Simulations of atmospheric carbonation of concrete intermediate-low level waste cell components were conducted to evaluate potential chemical degradations affecting these components during the operating period of a radioactive waste repository in a deep Callovo-Oxfordian clay layer. Two-phase liquid water-air flow is combined with gas components diffusion processes, leading to a progressive drying of the concrete and an array of chemical reactions affecting the cement paste. The carbonation process depends strongly on the progression of the drying front inside the concrete, which in turn is sensitive to the initial water saturation and to nonlinear effects associated with permeability and tortuosity phenomenological laws.

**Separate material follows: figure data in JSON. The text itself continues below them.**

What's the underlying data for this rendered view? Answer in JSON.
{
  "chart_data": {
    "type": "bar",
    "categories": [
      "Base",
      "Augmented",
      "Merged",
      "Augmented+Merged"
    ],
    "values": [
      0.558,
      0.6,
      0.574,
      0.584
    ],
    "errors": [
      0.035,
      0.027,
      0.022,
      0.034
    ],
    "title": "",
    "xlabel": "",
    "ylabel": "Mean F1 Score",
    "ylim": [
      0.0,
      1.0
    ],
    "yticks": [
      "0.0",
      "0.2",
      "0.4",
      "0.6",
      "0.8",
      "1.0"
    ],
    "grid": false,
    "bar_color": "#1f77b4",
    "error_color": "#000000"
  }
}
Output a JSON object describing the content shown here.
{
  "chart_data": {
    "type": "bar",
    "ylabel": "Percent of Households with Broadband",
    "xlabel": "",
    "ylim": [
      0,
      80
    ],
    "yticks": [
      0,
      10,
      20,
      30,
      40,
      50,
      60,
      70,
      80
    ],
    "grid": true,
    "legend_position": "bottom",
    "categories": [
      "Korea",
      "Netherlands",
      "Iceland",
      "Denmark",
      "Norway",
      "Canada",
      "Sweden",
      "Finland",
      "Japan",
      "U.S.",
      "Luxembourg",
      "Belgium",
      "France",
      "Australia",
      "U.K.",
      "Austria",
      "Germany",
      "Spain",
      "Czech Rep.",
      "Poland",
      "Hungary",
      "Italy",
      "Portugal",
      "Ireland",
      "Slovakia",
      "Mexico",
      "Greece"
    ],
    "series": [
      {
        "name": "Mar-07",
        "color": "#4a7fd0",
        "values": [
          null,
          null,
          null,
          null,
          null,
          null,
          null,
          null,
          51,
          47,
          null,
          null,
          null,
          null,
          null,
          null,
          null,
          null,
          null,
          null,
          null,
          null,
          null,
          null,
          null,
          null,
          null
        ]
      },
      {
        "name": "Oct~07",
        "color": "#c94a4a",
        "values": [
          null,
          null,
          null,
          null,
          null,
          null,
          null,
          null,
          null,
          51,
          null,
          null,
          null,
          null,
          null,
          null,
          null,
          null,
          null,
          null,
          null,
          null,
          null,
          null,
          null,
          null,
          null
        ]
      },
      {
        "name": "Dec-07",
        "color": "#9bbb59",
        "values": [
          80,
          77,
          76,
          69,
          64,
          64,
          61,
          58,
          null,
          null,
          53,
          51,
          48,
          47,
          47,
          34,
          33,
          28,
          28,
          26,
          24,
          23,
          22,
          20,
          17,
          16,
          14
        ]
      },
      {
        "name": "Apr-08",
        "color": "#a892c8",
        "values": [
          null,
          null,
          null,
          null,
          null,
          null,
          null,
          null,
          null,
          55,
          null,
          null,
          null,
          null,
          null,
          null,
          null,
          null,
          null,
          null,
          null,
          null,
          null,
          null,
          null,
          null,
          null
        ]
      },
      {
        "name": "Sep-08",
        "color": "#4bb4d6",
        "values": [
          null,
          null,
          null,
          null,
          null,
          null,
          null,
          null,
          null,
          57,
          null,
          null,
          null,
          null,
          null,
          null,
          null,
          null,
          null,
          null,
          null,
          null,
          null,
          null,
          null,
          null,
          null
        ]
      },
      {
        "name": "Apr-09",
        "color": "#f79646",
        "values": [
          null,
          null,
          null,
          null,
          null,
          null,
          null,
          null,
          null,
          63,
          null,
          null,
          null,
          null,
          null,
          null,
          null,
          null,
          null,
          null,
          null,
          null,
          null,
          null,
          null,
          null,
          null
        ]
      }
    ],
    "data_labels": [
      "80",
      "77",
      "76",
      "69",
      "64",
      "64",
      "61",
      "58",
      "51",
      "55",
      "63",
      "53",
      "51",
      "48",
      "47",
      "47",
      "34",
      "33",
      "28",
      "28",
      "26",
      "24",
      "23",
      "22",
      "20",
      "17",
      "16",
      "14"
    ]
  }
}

Results obtained with a modified version of ToughReact-EOS4 to represent realistic tortuosity evolution of materials with clogging and saturation are presented and commented upon. Strong porosity clogging of the carbonated concrete is not observed in the simulations; slight porosity opening is in general predicted, except for high initial liquid saturation of the concrete, in which case a moderate porosity reduction is found. Carbonation depths on the order of 0.6 to 1.1 × 10-3 myr-1 are predicted for cementitious components. However, these values are probably overestimations both in depth and intensity of carbonation. The model of cement drying needs some revision to correctly weight diffusion control in the discretized representation of the cement/air boundary. Also, the kinetic model of mineral reactivity needs improvements with respect to the influence of liquid saturation on reaction rates, which are actually strongly decreased in dry materials, and with respect to the protective effect of secondary carbonates.